Abstrakt
Huntington's disease (HD) is an autosomal dominant disease affecting neurons predominantly in the striatum due to the production of the toxic huntingtin protein. Lowering the concentration of mutant huntingtin is a promising therapeutic approach, and a suitable delivery system is fascinating.
Nanoparticles (NPs) minimize the host immune response and have no limit concerning the number of NPs administered. They are safe, targeted, and effective for RNA therapeutics providing a significant mode to cross the blood-brain barrier for a broad range of clinical applications.
The present study generated and characterized magnetic NPs (MNPs) using the co-precipitation method with a mean particle size of around 10-20 nm. The dynamic light scattering and zeta potential measurements showed that NPs exhibited narrow size distribution and sufficient colloidal stability.

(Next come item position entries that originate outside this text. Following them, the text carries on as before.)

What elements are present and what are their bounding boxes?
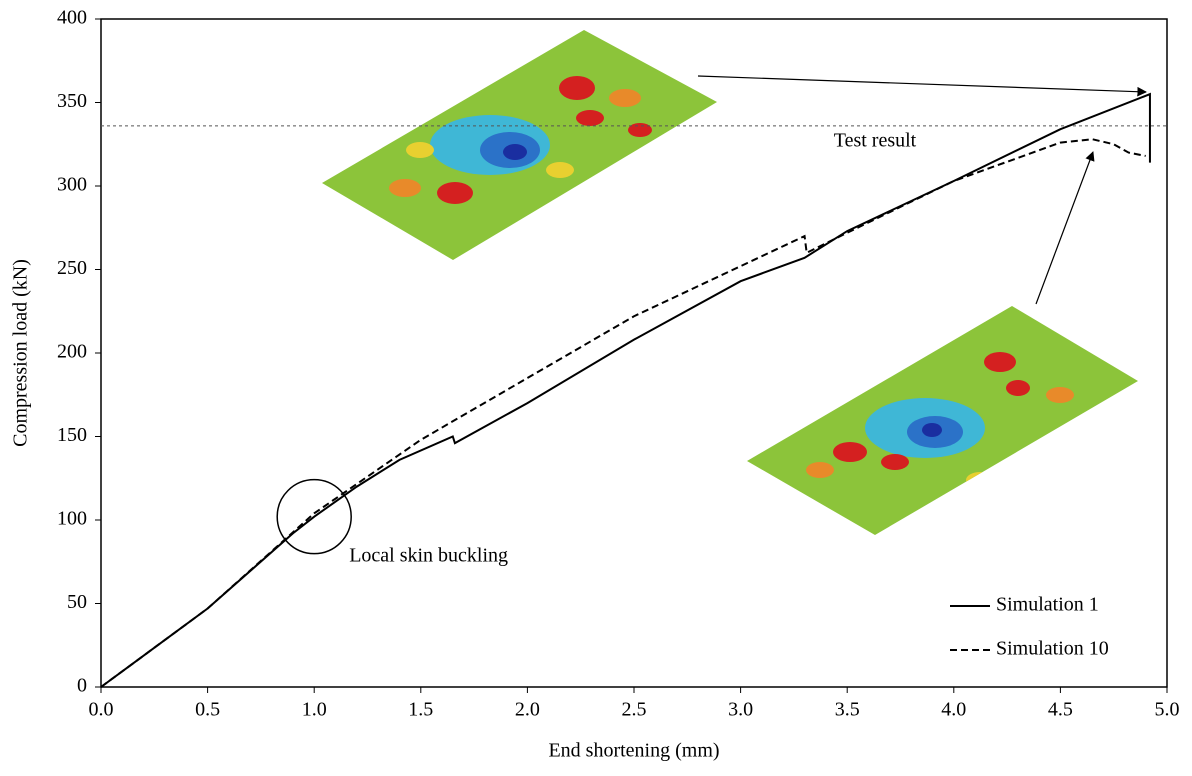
arrow <box>1035 151 1095 305</box>
x-tick-label: 3.5 <box>835 699 860 721</box>
arrow <box>697 75 1147 97</box>
x-tick-label: 2.0 <box>515 699 540 721</box>
annotation-circle <box>276 478 352 555</box>
series-line <box>100 92 1151 688</box>
y-tick-label: 350 <box>57 90 87 112</box>
inset-image-bottom <box>747 306 1138 535</box>
series-line <box>100 138 1146 688</box>
x-tick-label: 4.5 <box>1048 699 1073 721</box>
x-tick-label: 2.5 <box>622 699 647 721</box>
y-tick-label: 0 <box>77 675 87 697</box>
y-axis-label: Compression load (kN) <box>10 259 32 447</box>
x-tick-label: 4.0 <box>941 699 966 721</box>
legend-label: Simulation 10 <box>996 638 1109 660</box>
y-tick-label: 300 <box>57 174 87 196</box>
y-tick-label: 100 <box>57 508 87 530</box>
x-tick-label: 1.5 <box>408 699 433 721</box>
annotation-text: Local skin buckling <box>349 544 508 566</box>
x-tick-label: 0.5 <box>195 699 220 721</box>
y-tick-label: 250 <box>57 257 87 279</box>
y-tick-label: 50 <box>67 591 87 613</box>
reference-label: Test result <box>834 129 917 151</box>
x-tick-label: 3.0 <box>728 699 753 721</box>
x-tick-label: 5.0 <box>1155 699 1180 721</box>
y-tick-label: 150 <box>57 424 87 446</box>
legend-label: Simulation 1 <box>996 594 1099 616</box>
y-tick-label: 200 <box>57 341 87 363</box>
x-tick-label: 1.0 <box>302 699 327 721</box>
x-axis-label: End shortening (mm) <box>548 740 719 762</box>
inset-image-top <box>322 30 717 260</box>
x-tick-label: 0.0 <box>89 699 114 721</box>
y-tick-label: 400 <box>57 7 87 29</box>
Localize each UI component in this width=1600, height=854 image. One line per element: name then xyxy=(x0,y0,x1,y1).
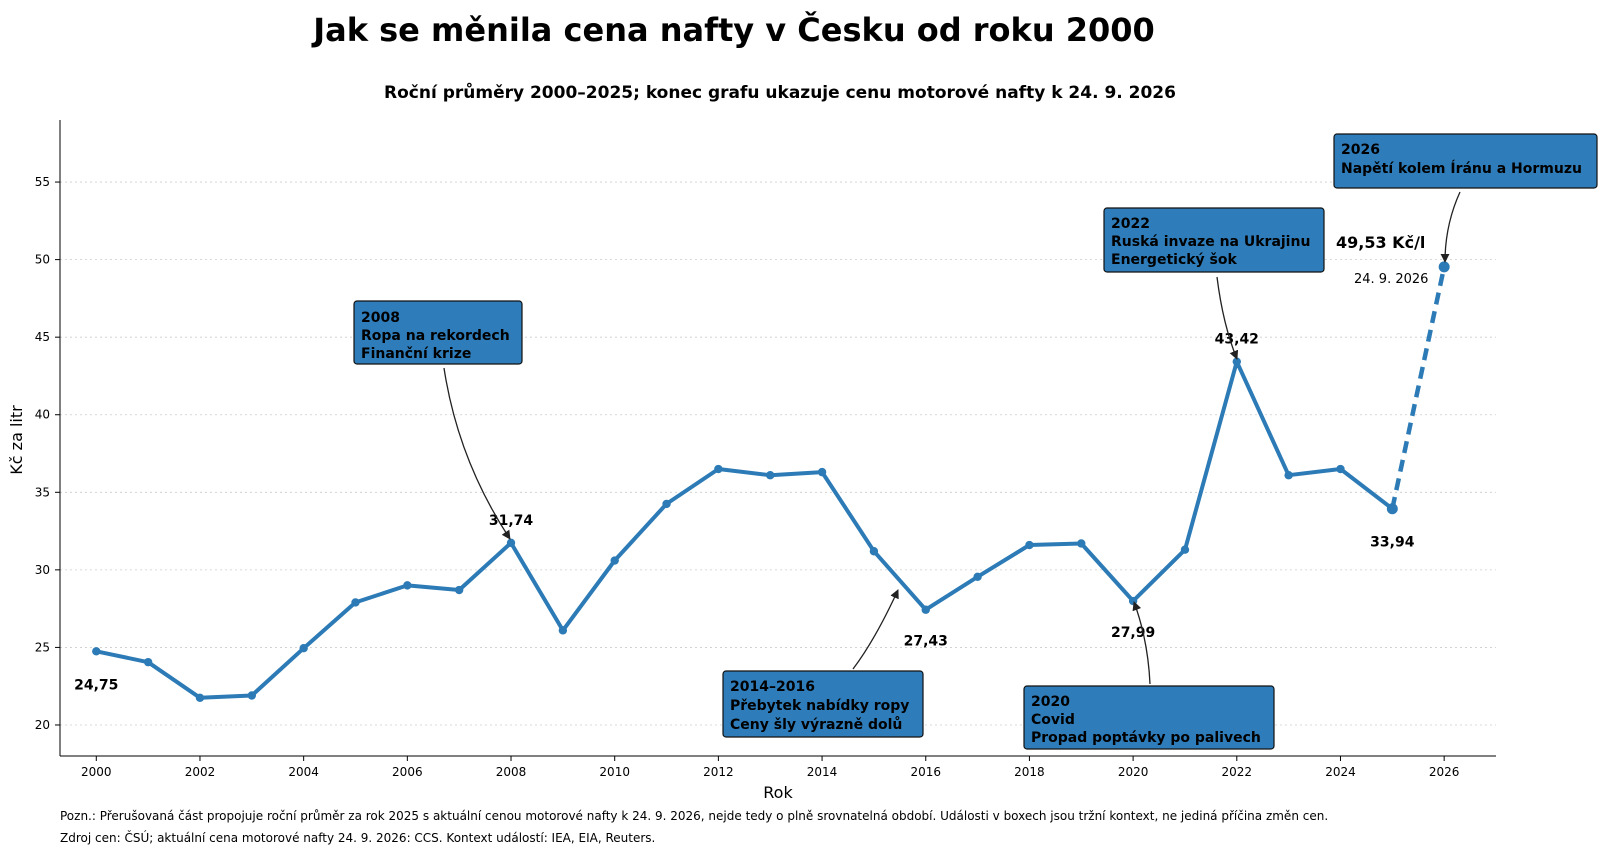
axis-ticks: 20 25 30 35 40 45 50 55 2000 2002 2004 2006 2008 2010… xyxy=(35,175,1460,779)
annotation-arrow xyxy=(1132,601,1151,685)
annotation-2020: 2020 Covid Propad poptávky po palivech xyxy=(1023,601,1275,750)
y-tick-label: 55 xyxy=(35,175,50,189)
data-point xyxy=(921,605,930,614)
data-point xyxy=(1438,261,1450,273)
annotation-line: Propad poptávky po palivech xyxy=(1031,730,1261,746)
data-point xyxy=(506,538,516,548)
data-point xyxy=(299,643,308,653)
y-tick-label: 50 xyxy=(35,253,50,267)
x-tick-label: 2006 xyxy=(392,765,423,779)
series xyxy=(92,261,1450,703)
point-label: 27,43 xyxy=(904,634,948,650)
chart-title: Jak se měnila cena nafty v Česku od roku… xyxy=(311,10,1155,49)
chart-subtitle: Roční průměry 2000–2025; konec grafu uka… xyxy=(384,81,1176,103)
data-point xyxy=(817,467,827,477)
dashed-segment xyxy=(1390,266,1447,510)
point-label: 27,99 xyxy=(1111,625,1155,641)
x-tick-label: 2018 xyxy=(1014,765,1045,779)
y-tick-label: 35 xyxy=(35,485,50,499)
data-point xyxy=(558,626,568,635)
x-tick-label: 2020 xyxy=(1118,765,1149,779)
data-point xyxy=(1386,503,1398,515)
point-label: 33,94 xyxy=(1370,535,1415,551)
data-point xyxy=(1077,539,1086,548)
data-point xyxy=(403,581,412,590)
data-point xyxy=(973,572,982,582)
annotation-2026: 2026 Napětí kolem Íránu a Hormuzu xyxy=(1333,133,1598,263)
footer-source: Zdroj cen: ČSÚ; aktuální cena motorové n… xyxy=(60,830,655,845)
data-point xyxy=(92,647,101,656)
svg-text:2020 Covid Propad: 2020 Covid Propad poptávky po palivech xyxy=(1031,694,1261,746)
annotation-arrow xyxy=(443,367,511,540)
x-tick-label: 2010 xyxy=(599,765,630,779)
series-line xyxy=(94,359,1395,700)
data-point xyxy=(869,547,879,556)
y-tick-label: 25 xyxy=(35,640,50,654)
annotation-line: Napětí kolem Íránu a Hormuzu xyxy=(1341,160,1582,177)
point-label: 31,74 xyxy=(489,513,534,529)
data-point xyxy=(195,693,205,703)
annotation-line: Ceny šly výrazně dolů xyxy=(730,716,902,733)
annotation-line: 2022 xyxy=(1111,216,1150,232)
end-date-label: 24. 9. 2026 xyxy=(1354,272,1428,287)
svg-text:2022 Ruská invaze na Ukr: 2022 Ruská invaze na Ukrajinu Energetick… xyxy=(1111,216,1315,268)
footer-note: Pozn.: Přerušovaná část propojuje roční … xyxy=(60,809,1328,823)
svg-text:2026 Napětí kolem Íránu: 2026 Napětí kolem Íránu a Hormuzu xyxy=(1341,142,1582,177)
data-point xyxy=(662,499,671,509)
annotation-line: Přebytek nabídky ropy xyxy=(730,698,909,714)
data-point xyxy=(610,556,619,565)
annotation-line: 2020 xyxy=(1031,694,1070,710)
data-point xyxy=(1336,464,1345,474)
x-tick-label: 2016 xyxy=(910,765,941,779)
data-point xyxy=(247,691,257,700)
point-label: 24,75 xyxy=(74,677,118,693)
annotation-line: Covid xyxy=(1031,712,1075,728)
x-tick-label: 2024 xyxy=(1325,765,1356,779)
data-point xyxy=(1025,540,1034,550)
x-tick-label: 2008 xyxy=(496,765,527,779)
svg-text:2014–2016 Přebytek nabíd: 2014–2016 Přebytek nabídky ropy Ceny šly… xyxy=(730,679,914,733)
x-tick-label: 2002 xyxy=(185,765,216,779)
annotation-line: Finanční krize xyxy=(361,346,471,362)
x-tick-label: 2022 xyxy=(1222,765,1253,779)
point-labels: 24,75 31,74 27,43 27,99 43,42 33,94 xyxy=(74,332,1415,694)
data-point xyxy=(143,657,153,667)
annotation-2022: 2022 Ruská invaze na Ukrajinu Energetick… xyxy=(1103,207,1325,360)
data-point xyxy=(714,464,723,474)
point-label: 43,42 xyxy=(1215,332,1259,348)
annotation-line: 2026 xyxy=(1341,142,1380,158)
x-tick-label: 2004 xyxy=(288,765,319,779)
svg-text:2008 Ropa na rekordech: 2008 Ropa na rekordech Finanční krize xyxy=(361,310,515,362)
x-tick-label: 2014 xyxy=(807,765,838,779)
y-tick-label: 45 xyxy=(35,330,50,344)
annotation-arrow xyxy=(852,589,899,670)
annotation-2014-2016: 2014–2016 Přebytek nabídky ropy Ceny šly… xyxy=(722,589,924,738)
x-tick-label: 2026 xyxy=(1429,765,1460,779)
y-axis-label: Kč za litr xyxy=(7,405,26,475)
annotation-2008: 2008 Ropa na rekordech Finanční krize xyxy=(353,300,523,540)
x-tick-label: 2000 xyxy=(81,765,112,779)
annotation-line: Energetický šok xyxy=(1111,252,1237,268)
annotation-arrow xyxy=(1216,276,1239,360)
annotation-arrow xyxy=(1440,191,1461,263)
data-point xyxy=(454,585,464,595)
end-value-label: 49,53 Kč/l xyxy=(1336,233,1425,252)
x-tick-label: 2012 xyxy=(703,765,734,779)
annotation-line: 2008 xyxy=(361,310,400,326)
annotation-line: Ropa na rekordech xyxy=(361,328,510,344)
data-point xyxy=(1180,545,1190,554)
annotation-line: Ruská invaze na Ukrajinu xyxy=(1111,234,1310,250)
y-tick-label: 20 xyxy=(35,718,50,732)
data-point xyxy=(351,598,360,607)
data-point xyxy=(766,471,775,480)
y-tick-label: 30 xyxy=(35,563,50,577)
annotation-line: 2014–2016 xyxy=(730,679,815,695)
data-point xyxy=(1284,471,1293,480)
x-axis-label: Rok xyxy=(763,783,793,802)
data-point xyxy=(1128,596,1138,606)
y-tick-label: 40 xyxy=(35,408,50,422)
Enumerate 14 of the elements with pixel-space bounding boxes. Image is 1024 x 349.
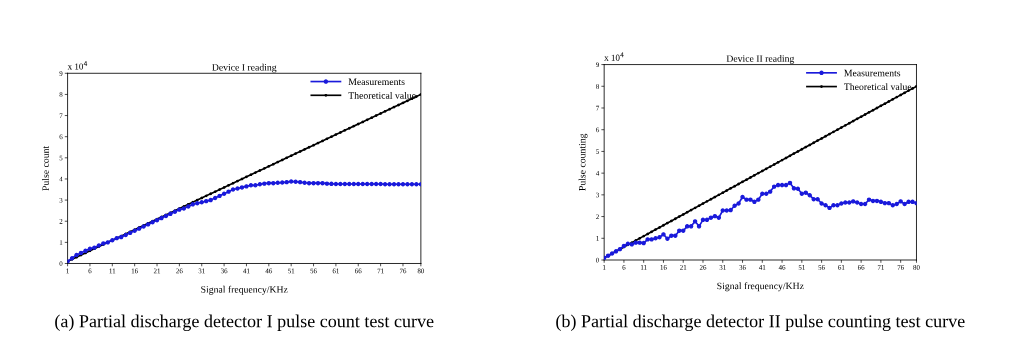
legend-label: Measurements	[348, 78, 405, 86]
chart-title: Device I reading	[212, 63, 277, 73]
y-axis-title: Pulse counting	[578, 133, 588, 191]
y-axis-title: Pulse count	[42, 145, 49, 191]
legend-label: Measurements	[844, 69, 901, 77]
x-axis-title: Signal frequency/KHz	[717, 282, 804, 292]
text: (a) Partial discharge detector I pulse count test curve	[55, 314, 434, 332]
text: (b) Partial discharge detector II pulse counting test curve	[556, 314, 965, 332]
text: x 10$^{4}$	[604, 52, 624, 61]
legend-label: Theoretical value	[844, 83, 912, 91]
x-axis-title: Signal frequency/KHz	[201, 285, 288, 295]
text: x 10$^{4}$	[67, 61, 88, 70]
chart-title: Device II reading	[726, 55, 795, 64]
legend-label: Theoretical value	[348, 91, 416, 99]
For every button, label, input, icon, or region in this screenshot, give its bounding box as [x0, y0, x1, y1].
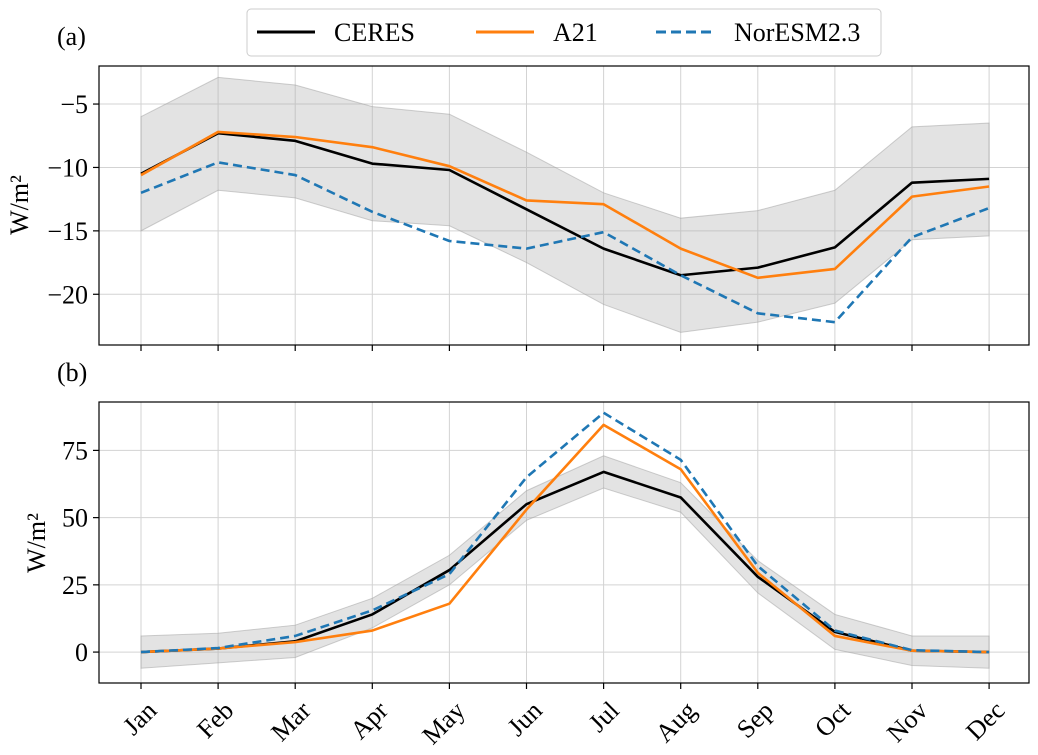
panel-a: (a) W/m² −5 −10 −15 −20 — [5, 22, 1030, 351]
legend-frame — [246, 8, 882, 57]
legend-label-a21: A21 — [553, 18, 598, 47]
axes-frame-b — [98, 401, 1030, 684]
series-line-a21-b — [140, 423, 990, 654]
xtick-label-b: Aug — [650, 696, 702, 748]
legend-label-ceres: CERES — [334, 18, 415, 47]
legend-entry-noresm: NorESM2.3 — [656, 18, 860, 47]
series-line-ceres-a — [140, 131, 990, 277]
plot-area-b: 75 50 25 0 Jan Feb Mar Apr May Jun Jul Aug Sep Oct Nov… — [62, 401, 1030, 750]
series-line-noresm2-3-b — [140, 411, 990, 654]
xtick-label-b: Dec — [960, 696, 1010, 746]
ytick-label-a: −10 — [47, 153, 88, 182]
ylabel-a: W/m² — [5, 175, 34, 235]
xtick-label-b: Mar — [265, 696, 316, 747]
ylabel-b: W/m² — [22, 513, 51, 573]
ytick-label-a: −15 — [47, 217, 88, 246]
xtick-label-b: Sep — [731, 696, 779, 744]
xtick-label-b: Jul — [583, 696, 625, 738]
ytick-label-b: 50 — [62, 504, 88, 533]
plot-area-a: −5 −10 −15 −20 — [47, 65, 1030, 351]
axes-frame-a — [98, 65, 1030, 346]
legend-label-noresm: NorESM2.3 — [734, 18, 860, 47]
series-line-a21-a — [140, 130, 990, 280]
panel-b: (b) W/m² 75 50 25 0 Jan Feb Mar Apr May Jun Jul Aug… — [22, 358, 1030, 750]
xtick-label-b: May — [416, 696, 470, 750]
ytick-label-b: 75 — [62, 436, 88, 465]
xtick-label-b: Apr — [344, 696, 393, 745]
ytick-label-a: −20 — [47, 280, 88, 309]
ytick-label-a: −5 — [60, 90, 88, 119]
panel-label-a: (a) — [57, 22, 86, 51]
xtick-label-b: Oct — [809, 695, 857, 743]
xtick-label-b: Jan — [117, 696, 162, 741]
ytick-label-b: 25 — [62, 571, 88, 600]
panel-label-b: (b) — [57, 358, 87, 387]
legend-entry-a21: A21 — [476, 18, 598, 47]
series-line-noresm2-3-a — [140, 161, 990, 324]
uncertainty-band-a — [140, 76, 990, 333]
xtick-label-b: Feb — [191, 696, 239, 744]
legend-entry-ceres: CERES — [257, 18, 415, 47]
legend: CERES A21 NorESM2.3 — [246, 8, 882, 57]
ytick-label-b: 0 — [75, 638, 88, 667]
xtick-label-b: Jun — [502, 696, 548, 742]
uncertainty-band-b — [140, 455, 990, 669]
xtick-label-b: Nov — [881, 696, 933, 748]
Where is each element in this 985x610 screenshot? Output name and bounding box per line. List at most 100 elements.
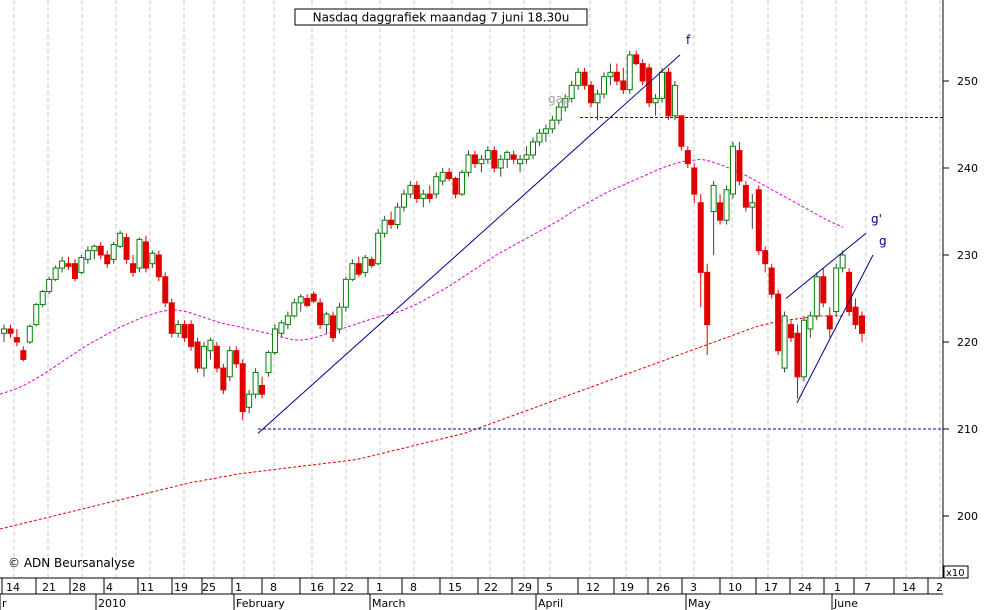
candle-body — [536, 132, 543, 143]
candle-body — [465, 154, 472, 173]
candle-body — [181, 324, 188, 339]
x-day-label: 26 — [656, 581, 670, 594]
candle-body — [846, 271, 853, 313]
candle-body — [742, 184, 749, 208]
candle-body — [426, 193, 433, 199]
x-day-label: 17 — [764, 581, 778, 594]
trend-label-g: g — [879, 234, 887, 248]
candle-body — [723, 189, 730, 221]
candle-body — [136, 238, 143, 269]
trendline-f — [257, 54, 681, 434]
x-day-label: 12 — [586, 581, 600, 594]
x-day-label: 15 — [448, 581, 462, 594]
candle-body — [362, 257, 369, 273]
candle-body — [678, 115, 685, 147]
candle-body — [117, 232, 124, 247]
candle-body — [491, 150, 498, 169]
x-month-label: 2010 — [98, 597, 126, 610]
candle-body — [91, 245, 98, 252]
x-month-label: February — [236, 597, 285, 610]
candle-body — [439, 171, 446, 182]
x-day-label: 14 — [6, 581, 20, 594]
x-day-label: 25 — [202, 581, 216, 594]
candle-body — [794, 332, 801, 378]
candle-body — [407, 184, 414, 195]
x-day-label: 4 — [106, 581, 113, 594]
candle-body — [788, 324, 795, 339]
candle-body — [381, 219, 388, 234]
x-day-label: 22 — [340, 581, 354, 594]
candle-body — [330, 315, 337, 339]
y-tick-label: 230 — [957, 249, 978, 262]
candle-body — [355, 263, 362, 275]
candle-body — [246, 393, 253, 408]
candle-body — [400, 193, 407, 208]
candle-body — [755, 189, 762, 252]
candle-body — [433, 176, 440, 195]
candle-body — [497, 158, 504, 169]
candle-body — [568, 84, 575, 99]
x-day-label: 10 — [728, 581, 742, 594]
candle-body — [542, 128, 549, 134]
candle-body — [271, 328, 278, 353]
candle-body — [452, 177, 459, 195]
candle-body — [600, 76, 607, 95]
candle-body — [510, 154, 517, 160]
candle-body — [633, 54, 640, 65]
candle-body — [162, 276, 169, 304]
candle-body — [213, 345, 220, 369]
ma-short-line — [0, 158, 844, 395]
candle-body — [265, 351, 272, 373]
candle-body — [349, 263, 356, 280]
x-month-label: April — [538, 597, 563, 610]
candle-body — [388, 219, 395, 226]
candle-body — [749, 202, 756, 208]
candle-body — [826, 315, 833, 330]
candle-body — [336, 306, 343, 330]
scale-box — [943, 565, 969, 579]
trendlines — [257, 54, 874, 434]
candle-body — [207, 339, 214, 352]
candle-body — [413, 184, 420, 199]
trendline-g — [796, 254, 874, 404]
x-month-label: r — [2, 597, 7, 610]
candle-body — [652, 97, 659, 104]
y-tick-label: 210 — [957, 423, 978, 436]
candle-body — [471, 154, 478, 165]
candle-body — [613, 71, 620, 82]
plot-background — [0, 0, 943, 578]
candle-body — [717, 202, 724, 221]
x-day-label: 2 — [936, 581, 943, 594]
candle-body — [781, 315, 788, 369]
candle-body — [691, 167, 698, 195]
trendline-g-prime — [785, 232, 867, 299]
candle-body — [646, 67, 653, 104]
x-day-label: 24 — [798, 581, 812, 594]
y-tick-label: 240 — [957, 162, 978, 175]
candle-body — [1, 328, 7, 334]
candle-body — [710, 184, 717, 212]
moving-averages — [0, 158, 844, 530]
candle-body — [33, 304, 40, 326]
candle-body — [684, 150, 691, 165]
candle-body — [259, 385, 266, 395]
candle-body — [13, 337, 20, 343]
candle-body — [839, 254, 846, 269]
candle-body — [549, 119, 556, 130]
candle-body — [562, 97, 569, 108]
candle-body — [607, 71, 614, 78]
candle-body — [71, 263, 78, 279]
x-day-label: 1 — [834, 581, 841, 594]
y-axis: 200 210 220 230 240 250 — [943, 75, 978, 523]
x-day-label: 16 — [310, 581, 324, 594]
trend-label-f: f — [686, 33, 691, 47]
candle-body — [665, 71, 672, 117]
x-day-label: 29 — [518, 581, 532, 594]
candles — [1, 50, 865, 421]
candle-body — [52, 267, 59, 280]
candle-body — [84, 250, 91, 260]
candle-body — [342, 278, 349, 308]
x-day-label: 21 — [42, 581, 56, 594]
candle-body — [588, 84, 595, 104]
candle-body — [768, 267, 775, 295]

These oleic acid-coated MNPs were further cross-linked with polyethyleneimine and designed to deliver interfering RNA into human embryonic kidney cells (HEK-293) driven by an external magnetic field. These MNPs showed low cytotoxicity with high transfection efficiency.
Furthermore, a transient downregulation was observed in endogenous huntingtin protein obtained by RT-PCR and Western blot analysis. Thus, these MNPs may represent a promising and efficient platform for siRNA delivery and provide a potential treatment strategy for HD.